Simple Examples to Learn Bioinformatics Programming
C. Titus Brown asked in his blog - What’s the equivalent of prime number calculations for biologists learning to program?. New students of bioinformatics should check his commentary and responses to find interesting ideas.
If we had to design a course on programming for biologists, it will have the following progression.
‘Hello world’
It will start with GC-counting of a genome as ‘Hello World’ example.
Warm up questions
b) Early sessions will have the following examples -
i) Writing code to extract nucleotides 12000-14500 on chromosome 3 from human genome,
ii) Finding reverse complement of a sequence,
iii) Translating a nucleotide sequence in six frames and finding longest peptide,
‘Prime number’
Counting k-mers in sequences is equivalent to identifying all prime numbers up to 10 million in C-programming. Why do we say so? Anyone can write a lousy program for k-mer counting or prime number counting that does not scale well. So, both examples are good for teaching the differences between O(N), O(N logN), O(N^2) types of algorithms.

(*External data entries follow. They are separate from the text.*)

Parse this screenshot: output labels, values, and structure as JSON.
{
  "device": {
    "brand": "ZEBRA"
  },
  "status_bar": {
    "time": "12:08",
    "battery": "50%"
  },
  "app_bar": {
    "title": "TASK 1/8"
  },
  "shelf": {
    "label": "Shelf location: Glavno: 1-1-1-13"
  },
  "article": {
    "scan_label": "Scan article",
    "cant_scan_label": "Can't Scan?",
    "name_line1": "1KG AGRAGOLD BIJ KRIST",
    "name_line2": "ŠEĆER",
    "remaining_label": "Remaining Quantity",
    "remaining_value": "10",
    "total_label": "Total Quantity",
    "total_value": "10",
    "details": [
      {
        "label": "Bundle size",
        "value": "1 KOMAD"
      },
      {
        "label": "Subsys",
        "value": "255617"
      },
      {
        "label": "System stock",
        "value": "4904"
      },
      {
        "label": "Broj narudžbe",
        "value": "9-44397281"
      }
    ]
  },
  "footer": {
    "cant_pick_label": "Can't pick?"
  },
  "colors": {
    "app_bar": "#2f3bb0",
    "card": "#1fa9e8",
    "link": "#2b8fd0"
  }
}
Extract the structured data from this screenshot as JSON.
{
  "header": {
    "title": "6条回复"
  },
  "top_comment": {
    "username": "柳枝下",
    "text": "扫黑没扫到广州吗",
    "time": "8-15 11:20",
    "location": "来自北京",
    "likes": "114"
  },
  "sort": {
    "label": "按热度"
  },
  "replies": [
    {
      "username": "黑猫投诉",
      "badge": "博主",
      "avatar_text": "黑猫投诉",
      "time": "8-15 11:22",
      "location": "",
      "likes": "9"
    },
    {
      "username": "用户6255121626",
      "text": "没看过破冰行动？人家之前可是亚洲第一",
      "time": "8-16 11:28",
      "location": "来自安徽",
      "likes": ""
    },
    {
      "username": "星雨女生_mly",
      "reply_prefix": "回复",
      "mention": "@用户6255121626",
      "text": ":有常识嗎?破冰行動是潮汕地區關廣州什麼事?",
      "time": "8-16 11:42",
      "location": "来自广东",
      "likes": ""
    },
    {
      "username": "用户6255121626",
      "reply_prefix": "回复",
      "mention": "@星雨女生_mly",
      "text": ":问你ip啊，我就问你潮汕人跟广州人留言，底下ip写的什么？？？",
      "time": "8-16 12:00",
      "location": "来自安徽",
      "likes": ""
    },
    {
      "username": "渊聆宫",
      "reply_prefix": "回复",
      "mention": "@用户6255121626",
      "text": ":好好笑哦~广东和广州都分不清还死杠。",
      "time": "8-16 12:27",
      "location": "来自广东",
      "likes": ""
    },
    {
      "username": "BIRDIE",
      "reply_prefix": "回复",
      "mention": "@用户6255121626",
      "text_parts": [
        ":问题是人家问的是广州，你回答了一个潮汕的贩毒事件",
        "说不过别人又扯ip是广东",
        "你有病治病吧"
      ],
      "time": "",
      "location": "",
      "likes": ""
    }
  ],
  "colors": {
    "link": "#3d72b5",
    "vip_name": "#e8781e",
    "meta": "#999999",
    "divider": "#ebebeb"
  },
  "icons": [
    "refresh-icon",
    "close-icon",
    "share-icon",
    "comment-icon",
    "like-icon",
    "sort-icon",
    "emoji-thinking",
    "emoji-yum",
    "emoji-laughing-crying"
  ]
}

For the above reason, when we first wrote about Hadoop, we used the k-mer counting example. Here we described other efficient methods for counting k-mers. The good thing about k-mer counting is that the problem itself is so easy to state that it can be used to explain aspects of hardware, memory and hashing.
‘search/sort algorithms’
In our first course of programming in computer science classes, we started with simple sort algorithms like bubble-sort, quick-sort, etc.
For bioinformaticians, the equivalent topics are Smith-Waterman alignment and various other alignment programs.
‘graph algorithms’
After mastering search and sort, we learned few graph-algorithms. If you read our blog for the last few months, you know what the bioinformatics equivalent would be.
Use of bio libraries**
We will bring the bioperl, biopython, etc. libraries at the end. Only after someone appreciates how time-consuming it is to write code for simple-sounding tasks (finding every match from a BLAST output), it is good to learn that others already solved the problems.
-——————————
Question for readers:
If you want to estimate GC in a 300 million nucleotide genome and computing is so expensive that checking each nucleotide costs $3, what is the most logical solution?